Summary: Watching Herbert in Week 1 was a different viewing experience from every other quarterback in this series. His outing was filled with high-caliber, challenging throws on which he connected. The interception was simply too far out in front of his intended target, but that low point was far outweighed by all the strikes he threw at the intermediate level and down the field. 

Grade: A-
Season Grade: A-

Best Throws: 

Hurts’ 18-yard touchdown to Devonta Smith was well-placed on a rub route from the slot. 

Worst Throws: 

Early in the second quarter, from a clean pocket, Hurts underthrew a totally uncovered Zach Ertz down the field. Had the throw been made in-stride, it could’ve been a touchdown. Instead, the tight end had to stop his momentum and dive to make the grab.Late in the second, Hurts misfired on a dump-off attempt to Kenneth Gainwell.

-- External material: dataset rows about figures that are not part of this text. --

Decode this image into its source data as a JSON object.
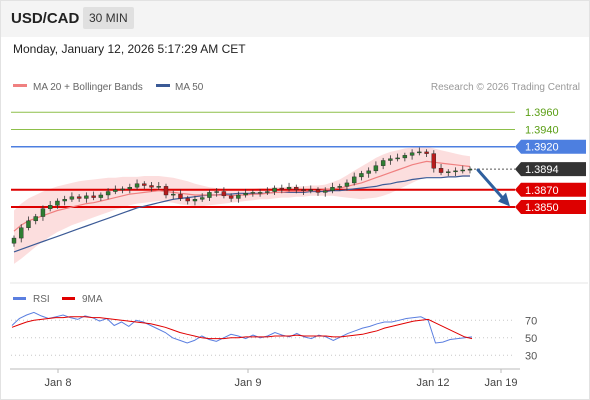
{
  "header": {
    "symbol": "USD/CAD",
    "timeframe": "30 MIN",
    "datetime": "Monday, January 12, 2026 5:17:29 AM CET"
  },
  "colors": {
    "ma20": "#f08080",
    "bollinger_fill": "#fbd8d8",
    "ma50": "#3b5a96",
    "candle_up": "#2e7d32",
    "candle_down": "#b71c1c",
    "support": "#dd0000",
    "resistance_green": "#8dbf4a",
    "resistance_blue": "#4d7fe0",
    "current": "#333333",
    "arrow": "#2f5f9e",
    "rsi": "#5b7fe0",
    "rsi_ma": "#e00000"
  },
  "chart_data": [
    {
      "type": "candlestick",
      "title": "",
      "legend": {
        "placement": "top-left",
        "items": [
          "MA 20 + Bollinger Bands",
          "MA 50"
        ]
      },
      "credit": "Research © 2026 Trading Central",
      "x_tick_labels": [
        "Jan 8",
        "Jan 9",
        "Jan 12",
        "Jan 19"
      ],
      "ylim": [
        1.377,
        1.398
      ],
      "levels": [
        {
          "value": 1.396,
          "label": "1.3960",
          "kind": "resistance-green"
        },
        {
          "value": 1.394,
          "label": "1.3940",
          "kind": "resistance-green"
        },
        {
          "value": 1.392,
          "label": "1.3920",
          "kind": "resistance-blue"
        },
        {
          "value": 1.3894,
          "label": "1.3894",
          "kind": "current"
        },
        {
          "value": 1.387,
          "label": "1.3870",
          "kind": "support"
        },
        {
          "value": 1.385,
          "label": "1.3850",
          "kind": "support"
        }
      ],
      "forecast_arrow": {
        "from": 1.3893,
        "to": 1.3853
      },
      "close_series": [
        1.3814,
        1.3826,
        1.3834,
        1.3839,
        1.3848,
        1.3852,
        1.3857,
        1.3859,
        1.3862,
        1.386,
        1.3863,
        1.3861,
        1.3864,
        1.3868,
        1.387,
        1.3871,
        1.3873,
        1.3877,
        1.3875,
        1.3873,
        1.3874,
        1.3864,
        1.3865,
        1.386,
        1.3857,
        1.3859,
        1.3861,
        1.3867,
        1.3868,
        1.3863,
        1.386,
        1.3864,
        1.3866,
        1.3867,
        1.3867,
        1.3868,
        1.3872,
        1.3871,
        1.3873,
        1.387,
        1.3869,
        1.387,
        1.3867,
        1.3869,
        1.3873,
        1.3874,
        1.3878,
        1.3885,
        1.3889,
        1.3892,
        1.3898,
        1.3904,
        1.3906,
        1.3907,
        1.391,
        1.3913,
        1.3914,
        1.3912,
        1.3895,
        1.389,
        1.3891,
        1.3892,
        1.3893,
        1.3894
      ],
      "ma20_series": [
        1.3822,
        1.3829,
        1.3834,
        1.3837,
        1.384,
        1.3843,
        1.3846,
        1.3848,
        1.385,
        1.3852,
        1.3854,
        1.3855,
        1.3857,
        1.3859,
        1.3861,
        1.3863,
        1.3865,
        1.3866,
        1.3867,
        1.3868,
        1.3869,
        1.3868,
        1.3867,
        1.3866,
        1.3865,
        1.3864,
        1.3864,
        1.3864,
        1.3864,
        1.3864,
        1.3863,
        1.3864,
        1.3864,
        1.3865,
        1.3865,
        1.3866,
        1.3867,
        1.3867,
        1.3868,
        1.3868,
        1.3868,
        1.3869,
        1.3869,
        1.387,
        1.3871,
        1.3872,
        1.3874,
        1.3876,
        1.3878,
        1.3881,
        1.3884,
        1.3887,
        1.389,
        1.3893,
        1.3896,
        1.3899,
        1.3901,
        1.3903,
        1.3902,
        1.3901,
        1.39,
        1.3899,
        1.3898,
        1.3897
      ],
      "ma50_series": [
        1.3798,
        1.3801,
        1.3804,
        1.3807,
        1.381,
        1.3813,
        1.3816,
        1.3819,
        1.3822,
        1.3825,
        1.3828,
        1.3831,
        1.3834,
        1.3837,
        1.384,
        1.3843,
        1.3846,
        1.3849,
        1.3851,
        1.3853,
        1.3855,
        1.3857,
        1.3859,
        1.386,
        1.3861,
        1.3862,
        1.3863,
        1.3864,
        1.3864,
        1.3865,
        1.3865,
        1.3866,
        1.3866,
        1.3866,
        1.3866,
        1.3866,
        1.3867,
        1.3867,
        1.3867,
        1.3867,
        1.3867,
        1.3868,
        1.3868,
        1.3868,
        1.3869,
        1.3869,
        1.387,
        1.3871,
        1.3872,
        1.3873,
        1.3874,
        1.3876,
        1.3877,
        1.3879,
        1.388,
        1.3882,
        1.3883,
        1.3884,
        1.3884,
        1.3884,
        1.3885,
        1.3885,
        1.3886,
        1.3886
      ],
      "bollinger_upper": [
        1.3846,
        1.3854,
        1.386,
        1.3864,
        1.3868,
        1.3871,
        1.3874,
        1.3876,
        1.3878,
        1.388,
        1.3881,
        1.3882,
        1.3883,
        1.3884,
        1.3884,
        1.3885,
        1.3885,
        1.3885,
        1.3886,
        1.3886,
        1.3886,
        1.3885,
        1.3884,
        1.3882,
        1.388,
        1.3877,
        1.3875,
        1.3873,
        1.3872,
        1.3871,
        1.387,
        1.387,
        1.3871,
        1.3871,
        1.3872,
        1.3872,
        1.3873,
        1.3873,
        1.3874,
        1.3874,
        1.3874,
        1.3875,
        1.3875,
        1.3876,
        1.3879,
        1.3882,
        1.3887,
        1.3892,
        1.3897,
        1.3902,
        1.3907,
        1.3911,
        1.3914,
        1.3916,
        1.3918,
        1.3919,
        1.392,
        1.392,
        1.3918,
        1.3916,
        1.3914,
        1.3912,
        1.391,
        1.3909
      ],
      "bollinger_lower": [
        1.3784,
        1.379,
        1.3797,
        1.3804,
        1.381,
        1.3816,
        1.3821,
        1.3825,
        1.3829,
        1.3832,
        1.3835,
        1.3838,
        1.3841,
        1.3844,
        1.3847,
        1.3849,
        1.3852,
        1.3854,
        1.3855,
        1.3856,
        1.3857,
        1.3856,
        1.3855,
        1.3853,
        1.3852,
        1.3851,
        1.3851,
        1.3852,
        1.3853,
        1.3854,
        1.3855,
        1.3856,
        1.3857,
        1.3858,
        1.3859,
        1.3859,
        1.386,
        1.3861,
        1.3861,
        1.3862,
        1.3862,
        1.3863,
        1.3863,
        1.3863,
        1.3863,
        1.3862,
        1.3861,
        1.386,
        1.3859,
        1.386,
        1.3861,
        1.3863,
        1.3866,
        1.387,
        1.3874,
        1.3878,
        1.3882,
        1.3885,
        1.3885,
        1.3885,
        1.3885,
        1.3885,
        1.3885,
        1.3885
      ]
    },
    {
      "type": "line",
      "title": "",
      "legend": {
        "placement": "top-left",
        "items": [
          "RSI",
          "9MA"
        ]
      },
      "yticks": [
        "70",
        "50",
        "30"
      ],
      "ylim": [
        20,
        84
      ],
      "series": [
        {
          "name": "RSI",
          "values": [
            64,
            72,
            76,
            79,
            75,
            72,
            74,
            76,
            73,
            71,
            75,
            73,
            69,
            72,
            64,
            68,
            63,
            70,
            68,
            64,
            60,
            56,
            50,
            47,
            44,
            47,
            52,
            48,
            46,
            50,
            54,
            52,
            49,
            53,
            50,
            52,
            56,
            53,
            51,
            55,
            51,
            49,
            53,
            51,
            47,
            51,
            55,
            58,
            61,
            63,
            66,
            68,
            68,
            70,
            72,
            73,
            74,
            70,
            44,
            45,
            48,
            49,
            50,
            51
          ]
        },
        {
          "name": "9MA",
          "values": [
            62,
            65,
            68,
            70,
            71,
            72,
            73,
            73,
            74,
            74,
            74,
            73,
            73,
            72,
            71,
            70,
            69,
            68,
            67,
            66,
            64,
            62,
            59,
            56,
            54,
            52,
            50,
            49,
            49,
            49,
            50,
            50,
            51,
            51,
            51,
            51,
            52,
            52,
            52,
            53,
            52,
            52,
            52,
            52,
            51,
            51,
            52,
            53,
            54,
            56,
            58,
            61,
            63,
            65,
            67,
            69,
            70,
            71,
            67,
            63,
            59,
            55,
            51,
            49
          ]
        }
      ]
    }
  ]
}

Summary: The Week 1 win over the Falcons was the most comfortable Hurts has looked as a passer in his early NFL career. The game plan was littered with screens and an assortment of quick throws, but the second-year pro looked fully aware of where he needed to go with the football on the majority of his drop backs. It was hard to find many high degree of difficulty throws from Hurts, but he was elusive, especially on Philadelphia’s touchdown drive before the half.